Una storia lunga e tormentata quella del sisma di magnitudo 6.9 della scala Richter che alle 19:34 del 23 novembre 1980, per 90 secondi, colpì soprattutto una vasta area compresa tra l'Alta Irpinia, l'epicentro venne localizzato a Conza della Campania, e la Basilicata: quasi 3mila morti, circa 9mila i feriti, 18 comuni rasi al suolo, 99 devastati, 300mila le persone che da quella domenica sera rimasero senza una casa. I costi ufficiali della ricostruzione, e del processo di industrializzazione sono quelli contabilizzati, più o meno definitivamente nel 2011 dalla Camera dei Deputati e, nel 2012, dalla commissione insediata presso il ministero delle Infrastrutture: 29 miliardi di euro, meno della metà dei quali destinati al territorio più colpito della provincia di Avellino.

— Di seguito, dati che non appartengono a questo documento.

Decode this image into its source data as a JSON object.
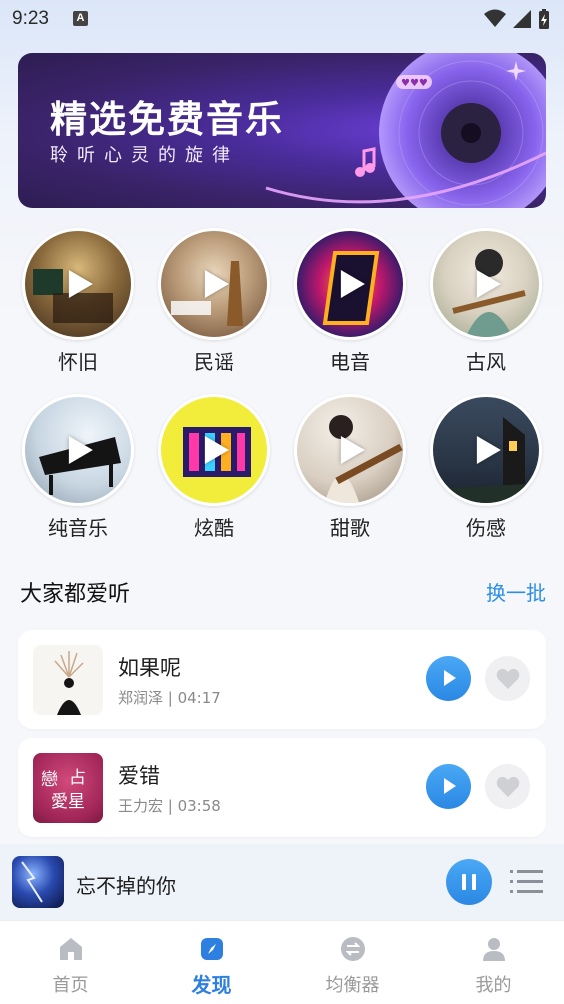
{
  "status_bar": {
    "time": "9:23",
    "indicator": "A"
  },
  "banner": {
    "title": "精选免费音乐",
    "subtitle": "聆听心灵的旋律"
  },
  "genres": [
    {
      "label": "怀旧"
    },
    {
      "label": "民谣"
    },
    {
      "label": "电音"
    },
    {
      "label": "古风"
    },
    {
      "label": "纯音乐"
    },
    {
      "label": "炫酷"
    },
    {
      "label": "甜歌"
    },
    {
      "label": "伤感"
    }
  ],
  "section": {
    "title": "大家都爱听",
    "action": "换一批"
  },
  "songs": [
    {
      "name": "如果呢",
      "meta": "郑润泽 | 04:17"
    },
    {
      "name": "爱错",
      "meta": "王力宏 | 03:58"
    }
  ],
  "now_playing": {
    "title": "忘不掉的你"
  },
  "nav": [
    {
      "label": "首页",
      "icon": "home-icon"
    },
    {
      "label": "发现",
      "icon": "compass-icon"
    },
    {
      "label": "均衡器",
      "icon": "equalizer-icon"
    },
    {
      "label": "我的",
      "icon": "user-icon"
    }
  ],
  "colors": {
    "accent": "#2d8ee6",
    "banner": "#4a2c9a",
    "background": "#f6f7fa"
  }
}
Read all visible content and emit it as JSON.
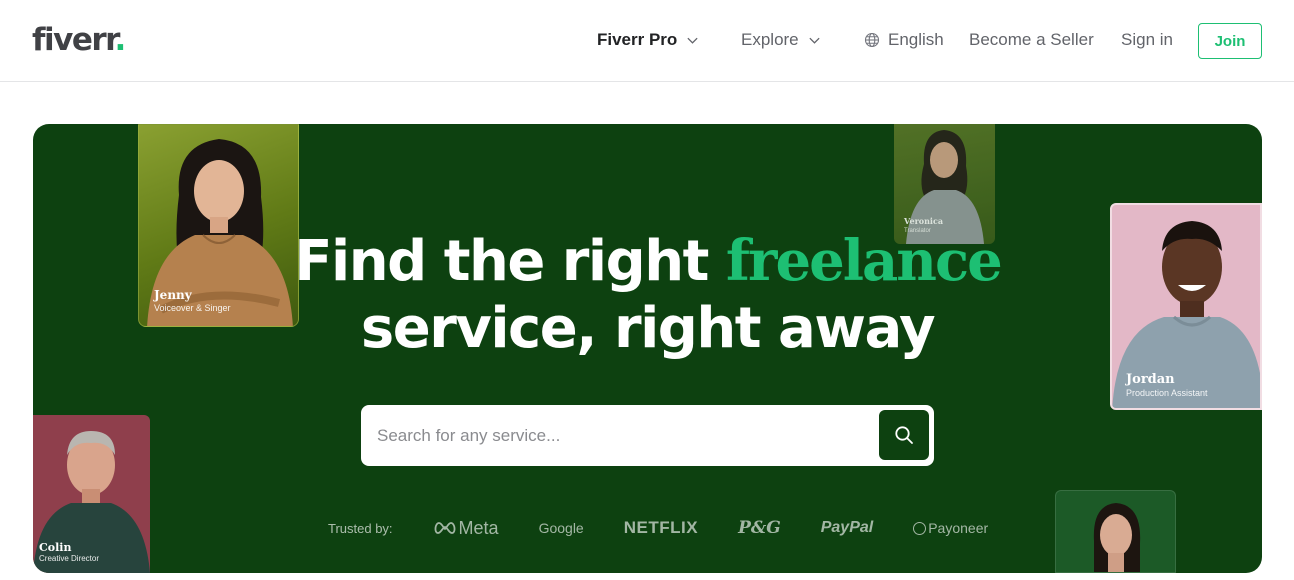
{
  "header": {
    "logo_text": "fiverr",
    "logo_dot": ".",
    "nav": {
      "fiverr_pro": "Fiverr Pro",
      "explore": "Explore",
      "language": "English",
      "become_seller": "Become a Seller",
      "sign_in": "Sign in",
      "join": "Join"
    }
  },
  "hero": {
    "title_line1_prefix": "Find the right ",
    "title_accent": "freelance",
    "title_line2": "service, right away",
    "search": {
      "placeholder": "Search for any service..."
    },
    "trusted": {
      "label": "Trusted by:",
      "brands": [
        "Meta",
        "Google",
        "NETFLIX",
        "P&G",
        "PayPal",
        "Payoneer"
      ]
    },
    "freelancers": [
      {
        "name": "Jenny",
        "role": "Voiceover & Singer"
      },
      {
        "name": "Veronica",
        "role": "Translator"
      },
      {
        "name": "Jordan",
        "role": "Production Assistant"
      },
      {
        "name": "Colin",
        "role": "Creative Director"
      }
    ]
  },
  "colors": {
    "brand_green": "#1dbf73",
    "hero_background": "#0d4110",
    "text_dark": "#404145"
  },
  "icons": [
    "chevron-down-icon",
    "globe-icon",
    "search-icon",
    "meta-infinity-icon"
  ]
}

Un altro capitolo è quello della industrializzazione delle zone terremotate, finita anche nel mirino della Commissione parlamentare d'inchiesta insediata nel 1990 e presieduta da Oscar Luigi Scalfaro.

Il piano della cosiddetta "industria in montagna", da realizzare in nove aree industriali, che a pieno regime avrebbe dovuto creare tra i 10 e i 15mila posti di lavoro, è stato caratterizzato da chiusure e fallimenti delle imprese, quasi tutte del Nord Italia che, come ha accertato la magistratura, erano interessate soprattutto a incassare i finanziamenti previsti dall'articolo 32 della legge 219, proponendo tentativi industriali già fuori mercato.

Attualmente sono poco meno di 3.500 gli addetti impiegati nelle aree del "cratere".